Published: January 10, 2009
Updated: January 10, 2009
While the rest of the community heaped its plates with ham, turkey and pie, Chassidy Ashby, of Churchville, practiced portion control. The 20-year-old Roanoke College student was preparing during her school’s holiday break for a state pageant that began Jan. 1 in Portsmouth.
Ashby is a veteran of many pageants, beginning when she was two years old, so at least a case of nerves didn’t interfere with her holidays.
“I know just what to do by now,” Ashby said. She said her routine of healthy eating and exercise before the pageant isn’t much different from her practice in daily life.
“It’s something I do all the time,” she said, “although I do have a weakness for ice cream.”
Ashby represented Augusta County at the Virginia Association of Fairs’ scholarship pageant. The winner of the 2008 Miss Augusta County Fair title joined young women from all over Virginia to compete for scholarships ranging from $500 to $2,500, to be paid directly to the winners’ schools.
Ashby didn’t win a scholarship but she had a memorable experience.
The contestants she’s met in her years of pageant work are nothing like the driven, cut-throat beauty queens sometimes depicted by the media, she said.
“Everyone was supportive and considerate. It was the kind of event where you make friends very quickly, and I’ll keep in touch with several people I met.”
Events leading up to the competition were designed to help contestants relax and form connections.
An opening night pajama party featured games and prizes, and the contestants worked together on the big production numbers.
The prize money is not the only motive she has for competition, Ashby said.
“Each time you participate in one of these events, you become more confident, more comfortable with yourself and who you are.”
Ashby studies business and communications at Roanoke College and would like to make a profession of representing businesses in the community and in the media, so her pageant work is a substantial addition to her resume.
In some ways, Ashby says, she’s different from most of the young women she’s met on the pageant circuit.
For one thing, she loves sports, and played basketball, volleyball and softball at Buffalo Gap High School. She plays intramural basketball and volleyball in college.
“It surprises some people who know me from sports that I also compete in pageants,” she said.
Her interests are pretty low-key, she said.
“Besides sports, I really love just hanging out with my friends and family. My next steps will be to start a career and I’d like to also like to start a family some day.”
She considers herself fairly low-maintenance compared with the contestants who arrive at competitions with an entourage of make-up artists and hairstylists.

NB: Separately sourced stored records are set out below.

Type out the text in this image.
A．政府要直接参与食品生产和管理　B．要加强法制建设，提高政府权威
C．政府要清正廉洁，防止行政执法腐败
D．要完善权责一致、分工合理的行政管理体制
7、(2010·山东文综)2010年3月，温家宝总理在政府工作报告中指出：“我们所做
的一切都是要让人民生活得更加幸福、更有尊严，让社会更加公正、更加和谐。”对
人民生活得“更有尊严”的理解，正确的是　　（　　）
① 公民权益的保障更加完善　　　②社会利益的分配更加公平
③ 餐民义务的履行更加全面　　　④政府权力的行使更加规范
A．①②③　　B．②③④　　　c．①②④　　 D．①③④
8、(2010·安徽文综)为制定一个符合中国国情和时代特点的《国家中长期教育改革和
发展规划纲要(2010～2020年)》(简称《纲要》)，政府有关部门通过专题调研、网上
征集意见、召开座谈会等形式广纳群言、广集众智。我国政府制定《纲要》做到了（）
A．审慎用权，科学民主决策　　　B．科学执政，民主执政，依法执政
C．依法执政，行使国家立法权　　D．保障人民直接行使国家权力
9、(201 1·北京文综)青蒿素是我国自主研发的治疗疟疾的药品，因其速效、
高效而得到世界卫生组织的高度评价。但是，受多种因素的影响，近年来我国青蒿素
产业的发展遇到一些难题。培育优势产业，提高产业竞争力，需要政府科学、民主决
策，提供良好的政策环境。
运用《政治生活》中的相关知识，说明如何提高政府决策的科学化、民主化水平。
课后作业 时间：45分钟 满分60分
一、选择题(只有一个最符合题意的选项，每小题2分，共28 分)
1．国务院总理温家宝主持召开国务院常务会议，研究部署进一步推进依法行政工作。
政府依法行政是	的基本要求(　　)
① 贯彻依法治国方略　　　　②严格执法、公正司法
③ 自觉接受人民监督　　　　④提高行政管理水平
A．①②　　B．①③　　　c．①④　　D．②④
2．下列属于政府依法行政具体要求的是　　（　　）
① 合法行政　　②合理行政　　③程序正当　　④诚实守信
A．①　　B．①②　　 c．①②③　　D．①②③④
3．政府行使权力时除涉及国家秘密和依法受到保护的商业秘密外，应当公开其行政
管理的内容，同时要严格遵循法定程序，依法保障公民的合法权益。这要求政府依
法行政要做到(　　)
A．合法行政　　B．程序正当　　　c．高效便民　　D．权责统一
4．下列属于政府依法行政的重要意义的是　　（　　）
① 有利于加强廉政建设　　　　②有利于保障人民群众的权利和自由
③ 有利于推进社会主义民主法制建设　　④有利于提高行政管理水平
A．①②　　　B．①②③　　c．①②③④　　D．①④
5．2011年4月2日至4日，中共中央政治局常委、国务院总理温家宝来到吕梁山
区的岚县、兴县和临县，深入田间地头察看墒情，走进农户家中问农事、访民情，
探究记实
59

“When I compete, it’s just me and my mom,” she said.
Mom is Elizabeth Ashby, a teacher at Buffalo Gap High School and a former county fair pageant winner from West Virginia.
“She’s always encouraged me, from the time I was two,” Chassidy Ashby said. “She helps with the hair and make-up.”
The mother-daughter team tries to keep things simple so they can handle it themselves.
For Ashby’s interview, she wore a simple ponytail and a tailored coral suit. When she wears formal dress, they manage a classic updo.
“There have been some real challenges at times,” Ashby said, “but we work through them.”
Her support group also includes her father, Todd, a scheduling manager at Perdue in Bridgewater; a brother, Travis, 17, a senior at Buffalo Gap; and sister, Camille, 8, who’s in the third grade at Churchville Elementary School.
“I think about Camille in almost everything I do,” says Ashby. “I’m very aware that I’m a role model for her.”
Life isn’t all ponytails and pajama parties for those who represent their communities at state pageants, Ashby said. The trend is toward more substantial community engagement, and she’s all for that.
“I think the progression to judging more on inner beauty is a good thing,” she said. She didn’t have to seek out a cause to be passionate about, she already had one.
Ashby worked for two summers for the Augusta County Parks and Recreation Department and got to know a couple of children whose parents had very little time for them.
“Everything I did for them made such a difference,” she said. “It made me think of how many children are just kind of lost. My platform is child neglect, and I expect I’ll find a way to stay involved in that, whatever I do.”